Drogba berdiri sebagai salah satu sosok paling berpengaruh di eranya, sesuatu yang tercermin dari koleksi trofinya yang melimpah. Setelah bermain bersama dan melawan banyak pemain elite, bisa dikatakan ia telah melihat segalanya.
Namun ketika ia memilih tiga pesepak bola terbaik sepanjang masa versinya, nama Lionel Messi maupun Cristiano Ronaldo justru tidak masuk daftar.
Pilihan ini jelas kontroversial. Apalagi, Messi dan Ronaldo dianggap sebagai pemain terbaik sepanjang masa oleh banyak fans sepak bola dunia.
Lalu, siapa saja pemain terhebat sepanjang masa pilihan Drogba?
Diego Maradona Pilihan Pertama
Pada masa jayanya, Drogba mampu mengungguli bahkan bek paling tangguh di Premier League. Di sisi lain posisi bermainnya yang cerdas dan penyelesaian akhir yang tajam membuatnya sangat berbahaya. Pada akhirnya, ia menjadi pemain yang benar-benar ditakuti para bek di seluruh liga.
Bisa dikatakan Drogba sangat memahami apa yang dibutuhkan untuk sukses di level tertinggi. Itulah mengapa keputusannya tidak memasukkan Messi dan Ronaldo dalam daftar GOAT versinya cukup mengejutkan.
Biasanya, ketika suporter atau pemain diminta menyebutkan yang terbaik sepanjang masa, Messi dan Ronald selalu mendominasi perbincangan berkat dampak besar mereka dalam dunia sepak bola.
Namun, mantan penyerang Chelsea FC dan Galatasaray SK yang kini berusia 47 tahun itu membagikan tiga pilihan pribadinya saat berbincang dengan mantan bek sekaligus pundit Rio Ferdinand. Drogba, yang mencetak 164 gol dari 381 penampilan di London, memasukkan Diego Maradona dalam pilihannya, bersama dua nama lainnya.
“Diego Maradona karena dia memberi saya gairah terhadap sepak bola. Ronaldo Nazario karena dia mengubah cara bermain striker.

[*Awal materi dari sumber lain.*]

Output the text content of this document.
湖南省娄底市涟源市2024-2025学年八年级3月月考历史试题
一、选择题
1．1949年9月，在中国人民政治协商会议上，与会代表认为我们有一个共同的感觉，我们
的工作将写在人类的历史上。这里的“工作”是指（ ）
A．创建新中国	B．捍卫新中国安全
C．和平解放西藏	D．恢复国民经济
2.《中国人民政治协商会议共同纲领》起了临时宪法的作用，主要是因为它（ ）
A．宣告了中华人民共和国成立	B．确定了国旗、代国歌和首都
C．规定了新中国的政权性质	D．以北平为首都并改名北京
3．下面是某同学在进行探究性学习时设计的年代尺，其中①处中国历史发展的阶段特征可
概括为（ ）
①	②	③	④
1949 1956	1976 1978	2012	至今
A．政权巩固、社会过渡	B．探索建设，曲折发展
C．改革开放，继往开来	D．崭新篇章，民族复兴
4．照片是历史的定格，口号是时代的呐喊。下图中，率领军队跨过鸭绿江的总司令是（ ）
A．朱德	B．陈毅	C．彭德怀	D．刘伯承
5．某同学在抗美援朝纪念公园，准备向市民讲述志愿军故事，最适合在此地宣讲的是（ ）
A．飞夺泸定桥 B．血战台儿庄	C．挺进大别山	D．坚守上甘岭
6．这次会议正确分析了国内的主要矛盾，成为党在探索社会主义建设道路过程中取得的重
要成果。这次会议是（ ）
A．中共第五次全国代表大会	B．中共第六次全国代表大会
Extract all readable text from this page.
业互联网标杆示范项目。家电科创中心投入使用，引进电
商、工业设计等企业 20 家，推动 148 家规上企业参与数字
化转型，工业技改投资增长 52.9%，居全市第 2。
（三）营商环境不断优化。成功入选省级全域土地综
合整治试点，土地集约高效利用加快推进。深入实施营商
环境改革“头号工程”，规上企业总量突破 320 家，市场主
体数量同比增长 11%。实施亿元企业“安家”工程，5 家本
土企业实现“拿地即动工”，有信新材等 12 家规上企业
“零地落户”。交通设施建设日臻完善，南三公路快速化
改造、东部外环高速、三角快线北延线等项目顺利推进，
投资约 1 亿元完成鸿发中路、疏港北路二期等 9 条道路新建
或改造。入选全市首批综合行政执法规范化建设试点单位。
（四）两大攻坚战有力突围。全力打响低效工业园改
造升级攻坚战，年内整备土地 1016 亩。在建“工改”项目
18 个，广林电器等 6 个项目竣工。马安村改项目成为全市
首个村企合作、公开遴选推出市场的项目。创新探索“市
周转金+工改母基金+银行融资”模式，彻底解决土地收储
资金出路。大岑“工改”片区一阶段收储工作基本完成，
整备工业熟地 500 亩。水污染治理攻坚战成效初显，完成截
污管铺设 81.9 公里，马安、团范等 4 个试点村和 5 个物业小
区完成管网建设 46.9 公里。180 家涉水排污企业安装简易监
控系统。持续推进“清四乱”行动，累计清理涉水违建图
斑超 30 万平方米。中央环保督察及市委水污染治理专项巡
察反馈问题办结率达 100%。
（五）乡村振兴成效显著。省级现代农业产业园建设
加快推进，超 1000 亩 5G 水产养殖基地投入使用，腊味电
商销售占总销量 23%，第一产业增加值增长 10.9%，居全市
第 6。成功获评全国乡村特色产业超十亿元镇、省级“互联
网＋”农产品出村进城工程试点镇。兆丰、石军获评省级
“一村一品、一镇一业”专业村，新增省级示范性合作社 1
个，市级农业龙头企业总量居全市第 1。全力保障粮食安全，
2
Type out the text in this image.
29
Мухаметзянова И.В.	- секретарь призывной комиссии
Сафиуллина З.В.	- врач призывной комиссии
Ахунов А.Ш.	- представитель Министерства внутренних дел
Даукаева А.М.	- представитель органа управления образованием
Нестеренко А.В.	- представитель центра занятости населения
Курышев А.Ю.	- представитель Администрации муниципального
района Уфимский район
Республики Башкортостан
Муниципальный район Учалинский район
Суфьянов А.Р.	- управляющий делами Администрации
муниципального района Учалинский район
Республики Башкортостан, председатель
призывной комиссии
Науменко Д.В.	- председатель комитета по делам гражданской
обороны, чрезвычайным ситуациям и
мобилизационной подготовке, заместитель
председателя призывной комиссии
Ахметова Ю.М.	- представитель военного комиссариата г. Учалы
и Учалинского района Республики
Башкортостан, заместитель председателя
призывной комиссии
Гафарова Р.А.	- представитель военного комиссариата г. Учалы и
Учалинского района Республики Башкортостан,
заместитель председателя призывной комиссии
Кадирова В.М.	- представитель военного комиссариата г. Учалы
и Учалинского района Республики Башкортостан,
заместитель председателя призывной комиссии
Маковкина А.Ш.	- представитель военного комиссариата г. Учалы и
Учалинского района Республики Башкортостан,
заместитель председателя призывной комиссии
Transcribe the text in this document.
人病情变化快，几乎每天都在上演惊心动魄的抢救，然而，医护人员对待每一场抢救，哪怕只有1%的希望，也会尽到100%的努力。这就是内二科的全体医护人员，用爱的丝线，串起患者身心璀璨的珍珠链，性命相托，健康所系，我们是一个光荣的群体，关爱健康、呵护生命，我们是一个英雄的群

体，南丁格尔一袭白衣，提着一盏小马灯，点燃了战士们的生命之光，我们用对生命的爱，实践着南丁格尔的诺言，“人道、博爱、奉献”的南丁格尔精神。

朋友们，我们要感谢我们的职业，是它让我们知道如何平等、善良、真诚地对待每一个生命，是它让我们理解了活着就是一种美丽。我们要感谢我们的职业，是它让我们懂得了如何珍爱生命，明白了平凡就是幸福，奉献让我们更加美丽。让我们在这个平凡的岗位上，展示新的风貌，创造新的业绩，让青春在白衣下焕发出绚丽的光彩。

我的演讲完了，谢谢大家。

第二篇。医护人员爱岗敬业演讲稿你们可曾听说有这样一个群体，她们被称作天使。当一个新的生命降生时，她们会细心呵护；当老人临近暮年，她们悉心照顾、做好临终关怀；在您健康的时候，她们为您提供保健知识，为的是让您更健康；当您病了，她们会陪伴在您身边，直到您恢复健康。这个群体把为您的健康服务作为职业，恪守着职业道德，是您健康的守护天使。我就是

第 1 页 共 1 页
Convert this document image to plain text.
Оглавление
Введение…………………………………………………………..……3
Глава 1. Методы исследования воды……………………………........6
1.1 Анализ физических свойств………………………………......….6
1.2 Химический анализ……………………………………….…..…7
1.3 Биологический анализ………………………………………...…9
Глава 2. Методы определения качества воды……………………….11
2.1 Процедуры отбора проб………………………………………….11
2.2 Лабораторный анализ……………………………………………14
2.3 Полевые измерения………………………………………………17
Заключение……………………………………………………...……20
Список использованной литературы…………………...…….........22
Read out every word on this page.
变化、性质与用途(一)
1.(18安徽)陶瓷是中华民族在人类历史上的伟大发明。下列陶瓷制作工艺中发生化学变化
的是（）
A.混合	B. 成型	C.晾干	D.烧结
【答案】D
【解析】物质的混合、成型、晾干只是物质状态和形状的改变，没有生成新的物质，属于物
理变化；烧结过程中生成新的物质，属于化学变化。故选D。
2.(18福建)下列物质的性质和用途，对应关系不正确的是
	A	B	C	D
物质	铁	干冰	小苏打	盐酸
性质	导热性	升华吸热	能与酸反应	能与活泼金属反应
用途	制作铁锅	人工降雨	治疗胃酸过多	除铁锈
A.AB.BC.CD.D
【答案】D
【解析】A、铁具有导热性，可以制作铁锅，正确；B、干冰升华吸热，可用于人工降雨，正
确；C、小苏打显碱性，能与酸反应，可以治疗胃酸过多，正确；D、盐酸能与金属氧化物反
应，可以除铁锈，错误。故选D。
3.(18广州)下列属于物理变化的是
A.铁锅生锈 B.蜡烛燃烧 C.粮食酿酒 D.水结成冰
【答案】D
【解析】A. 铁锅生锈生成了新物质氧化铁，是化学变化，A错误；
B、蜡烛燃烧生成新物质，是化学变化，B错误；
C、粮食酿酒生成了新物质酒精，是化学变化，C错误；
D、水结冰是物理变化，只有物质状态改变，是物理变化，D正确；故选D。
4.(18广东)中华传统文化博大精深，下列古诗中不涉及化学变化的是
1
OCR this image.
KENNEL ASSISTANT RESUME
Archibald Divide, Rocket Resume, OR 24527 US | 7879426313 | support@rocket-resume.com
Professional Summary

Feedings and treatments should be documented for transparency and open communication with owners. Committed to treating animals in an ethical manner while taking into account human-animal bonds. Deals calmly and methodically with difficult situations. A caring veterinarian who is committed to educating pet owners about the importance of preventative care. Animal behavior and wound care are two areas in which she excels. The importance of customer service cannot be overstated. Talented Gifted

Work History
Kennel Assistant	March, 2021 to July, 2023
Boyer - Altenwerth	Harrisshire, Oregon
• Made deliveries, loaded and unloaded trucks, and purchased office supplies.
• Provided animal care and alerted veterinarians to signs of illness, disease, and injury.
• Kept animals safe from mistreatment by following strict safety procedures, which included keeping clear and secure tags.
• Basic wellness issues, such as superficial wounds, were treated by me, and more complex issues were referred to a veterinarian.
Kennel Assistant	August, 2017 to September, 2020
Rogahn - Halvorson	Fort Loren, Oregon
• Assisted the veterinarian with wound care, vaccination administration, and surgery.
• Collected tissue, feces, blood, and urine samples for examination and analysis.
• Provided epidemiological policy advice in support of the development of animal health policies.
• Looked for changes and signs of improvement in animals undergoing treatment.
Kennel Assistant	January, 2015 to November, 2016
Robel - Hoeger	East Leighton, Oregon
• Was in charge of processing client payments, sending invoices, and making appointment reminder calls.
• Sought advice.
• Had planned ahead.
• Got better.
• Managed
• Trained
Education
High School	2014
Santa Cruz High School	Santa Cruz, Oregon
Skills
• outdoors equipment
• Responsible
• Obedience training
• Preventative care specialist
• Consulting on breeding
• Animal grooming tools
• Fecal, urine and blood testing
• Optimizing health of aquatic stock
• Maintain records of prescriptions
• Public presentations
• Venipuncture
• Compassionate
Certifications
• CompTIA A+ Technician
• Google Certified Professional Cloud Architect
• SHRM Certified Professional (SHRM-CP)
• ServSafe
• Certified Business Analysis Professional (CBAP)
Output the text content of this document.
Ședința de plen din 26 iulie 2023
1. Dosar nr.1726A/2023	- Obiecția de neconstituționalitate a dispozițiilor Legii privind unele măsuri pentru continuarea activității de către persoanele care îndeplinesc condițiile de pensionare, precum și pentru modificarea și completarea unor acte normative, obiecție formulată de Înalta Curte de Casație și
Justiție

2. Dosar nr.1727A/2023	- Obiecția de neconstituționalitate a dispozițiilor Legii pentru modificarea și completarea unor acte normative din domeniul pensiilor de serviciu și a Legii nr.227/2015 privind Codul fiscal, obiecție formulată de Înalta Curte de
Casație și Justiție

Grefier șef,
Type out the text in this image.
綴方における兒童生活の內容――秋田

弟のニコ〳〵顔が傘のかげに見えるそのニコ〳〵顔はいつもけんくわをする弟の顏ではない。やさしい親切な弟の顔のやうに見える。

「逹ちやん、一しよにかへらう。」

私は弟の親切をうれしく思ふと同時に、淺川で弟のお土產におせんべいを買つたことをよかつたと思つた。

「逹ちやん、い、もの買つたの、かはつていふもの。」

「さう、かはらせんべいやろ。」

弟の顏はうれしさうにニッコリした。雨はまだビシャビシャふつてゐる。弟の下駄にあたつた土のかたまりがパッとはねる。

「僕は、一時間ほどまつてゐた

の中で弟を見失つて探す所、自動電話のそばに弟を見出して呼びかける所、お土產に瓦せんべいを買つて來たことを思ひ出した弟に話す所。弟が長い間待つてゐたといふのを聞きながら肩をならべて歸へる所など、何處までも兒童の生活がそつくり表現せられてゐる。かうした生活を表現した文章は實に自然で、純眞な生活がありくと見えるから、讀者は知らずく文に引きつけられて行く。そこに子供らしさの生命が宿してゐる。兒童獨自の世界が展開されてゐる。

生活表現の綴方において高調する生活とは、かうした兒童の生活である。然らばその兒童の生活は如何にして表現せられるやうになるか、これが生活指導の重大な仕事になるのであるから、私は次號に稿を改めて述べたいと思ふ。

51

Dan Zinedine Zidane," ujar Drogba, seperti dikutip Give Me Sport, Rabu (25/3/2026).
Pilih Ronaldo Nazario
Ia menggelengkan kepala dengan penuh kekaguman terhadap kemampuan alami gelandang Zidane. Ferdinand kemudian bertanya mengapa wajah Drogba langsung berbinar ketika menyebut Ronaldo, yang pernah bermain untuk klub seperti Barcelona, PSV Eindhoven, dan Inter Milan sepanjang karier gemilangnya.
“Dia punya kecepatan. Dalam situasi satu lawan satu, dia bisa membuat perbedaan, dan apa yang dia lakukan saat itu mirip dengan apa yang dilakukan Cristiano sekarang," kata Drogba.
Kagumi Zinedine Zidane
Saat berbicara tentang sosok Zinedine Zidane yang sulit dihentikan, Drogba membagikan sebuah cerita yang menunjukkan ketenangan luar biasa dan distribusi bola yang effortless dari legenda Real Madrid tersebut.
“Salah satu pemain kami ditugaskan untuk menjaganya dengan ketat, satu lawan satu. Tapi setiap kali dia mendekat, bolanya sudah lebih dulu dipindahkan,” jelasnya.
Sayangnya striker kelahiran Abidjan itu, yang meraih empat gelar Premier League bersama Chelsea, tidak pernah memiliki kesempatan bermain bersama ketiga ikon tersebut.
Namun, ia sempat menghadapi Real Madrid yang diperkuat Ronaldo dua kali saat membela Olympique de Marseille, dan kalah di kedua pertandingan tersebut. Dalam laga-laga itu, Zidane dan sosok yang dijuluki R9 tersebut bermain bersama.
Pada 2005, Zidane juga menjadi bagian dari skuad bertabur bintang Timnas Prancis bersama pemain seperti Thierry Henry, yang mengalahkan Pantai Gading 3-0 dalam laga persahabatan. Sementara itu, Maradona, yang dikenal sebagai salah satu talenta terbaik dalam sejarah Serie A, tidak pernah berhadapan langsung dengan Drogba sepanjang kariernya.